Bitcoin-ETF-Hype erreicht Höhepunkt, Analyst warnt vor starkem Rückgang

Gold hat Bitcoin in den letzten Monaten deutlich übertroffen, und ein Analyst von Wall Street sieht darin einen Hinweis auf die zukünftige Marktentwicklung.
Bitcoin-ETFs im Vergleich zu Gold
Seit der Einführung von US-Spot-Bitcoin-ETFs Anfang 2024 hat der iShares Bitcoin Trust von BlackRock den Bitcoin-Preis um etwa 50% steigen lassen. Im gleichen Zeitraum legte Gold jedoch um etwa 135% zu. Diese Diskrepanz ist zentral für die Argumentation von Mike McGlone, Senior Commodity Strategist bei Bloomberg Intelligence, der darauf hinweist, dass Kapital möglicherweise bereits von risikoreichen Anlagen in sicherere Häfen umgeschichtet wird.
McGlone hat seine Einschätzung in einer Reihe von Beiträgen auf X dargelegt und warnt, dass der explosive Anstieg von Bitcoin über $100.000 nach der Einführung von Spot-ETFs nun vorbei sein könnte. Derzeit wird Bitcoin bei etwa $72.000 gehandelt. McGlone sieht ein Abwärtspotenzial bis auf $10.000, was einen Rückgang von über 86% bedeuten würde.
Bitcoin May be Guiding Risk Asset Reversion
The launch of US Bitcoin ETFs in 2024 helped push the price above $100,000 and may guide reversion back toward $10,000. What’s notable from my graphic is the first-born crypto reaching an apex in 2025 alongside US stock market… pic.twitter.com/LCKF213Ss4
— Mike McGlone (@mikemcglone11) April 9, 2026
Höhepunkt des Zyklus, keine neue Ära
McGlone führt den Höchststand von Bitcoin im Jahr 2025 bei $126.200 auf einen bestimmten Moment in der breiteren Markthistorie zurück.

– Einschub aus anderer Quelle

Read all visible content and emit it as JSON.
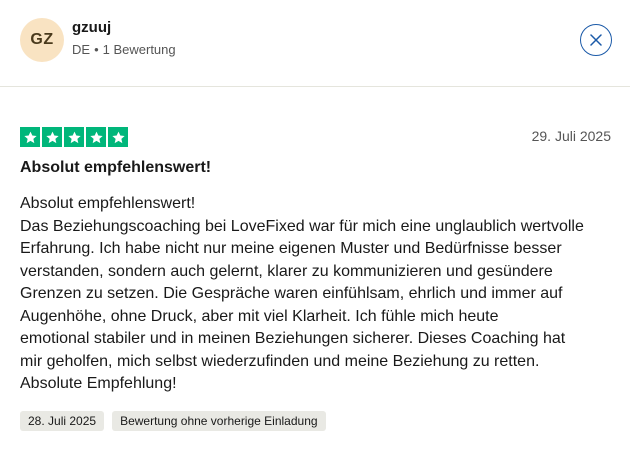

Zu diesem Zeitpunkt erreichte der Gesamtwert des US-Aktienmarktes im Verhältnis zum Bruttoinlandsprodukt des Landes seinen höchsten Stand seit 1928 – ein Verhältnis, das häufig verwendet wird, um zu beurteilen, ob Aktien überbewertet sind. Laut McGlone ist diese Überschneidung kein Zufall.
Er beschreibt die Bedingungen, die den Anstieg von Bitcoin befeuerten, als eine Mischung aus ETF-getriebenen Zuflüssen, politischen Rückenwinden durch die Unterstützung von Kryptowährungen durch den US-Präsidenten Donald Trump und einer Phase, die er als "peak beta" bezeichnet – eine Phase, in der spekulative Vermögenswerte kurzzeitig stark steigen, bevor sie stark fallen.
Berichte aus seiner Analyse deuten darauf hin, dass diese Kombination die Bedingungen für eine scharfe Umkehrung und nicht für einen nachhaltigen Bullenmarkt geschaffen hat. Bitcoin ist laut McGlones Daten auch etwa viermal volatiler als der S&P 500, was es für institutionelle Investoren, die Renditen gegen Risiken abwägen, schwer verkäuflich macht.
Kapitalrotation wirft Fragen zur Rolle von Bitcoin auf
Der S&P 500 hat auf risikobereinigter Basis seit der Einführung der Bitcoin-ETFs besser abgeschnitten. McGlone sieht darin ein Zeichen dafür, dass die Einführung der ETFs eher als Katalysator am Ende eines Zyklus diente, als dass sie einen strukturellen Wendepunkt für die Anlageklasse darstellte.
Basierend auf seiner Analyse könnte die Phase, die er als "pump then dump" bezeichnet – bei der die Preise steigen und dann umkehren – bereits im Gange sein. Sollte diese Einschätzung zutreffen, könnte Bitcoin zusammen mit anderen spekulativen Vermögenswerten fallen, während Gold weiterhin Investoren anzieht, die nach Stabilität suchen.
McGlone legt sich nicht fest, wann genau ein Rückgang auf $10.000 eintreten könnte. Seine Argumentation basiert auf allgemeineren Marktbedingungen, die sich verschärfen, und Investoren, die sich von Risiken zurückziehen, nicht auf einem spezifischen Zeitrahmen. Was er jedoch klar sagt, ist, dass der ETF-Boom, der einst als langfristiger Treiber für Bitcoin angesehen wurde, möglicherweise bereits den Großteil seiner Wirkung entfaltet hat.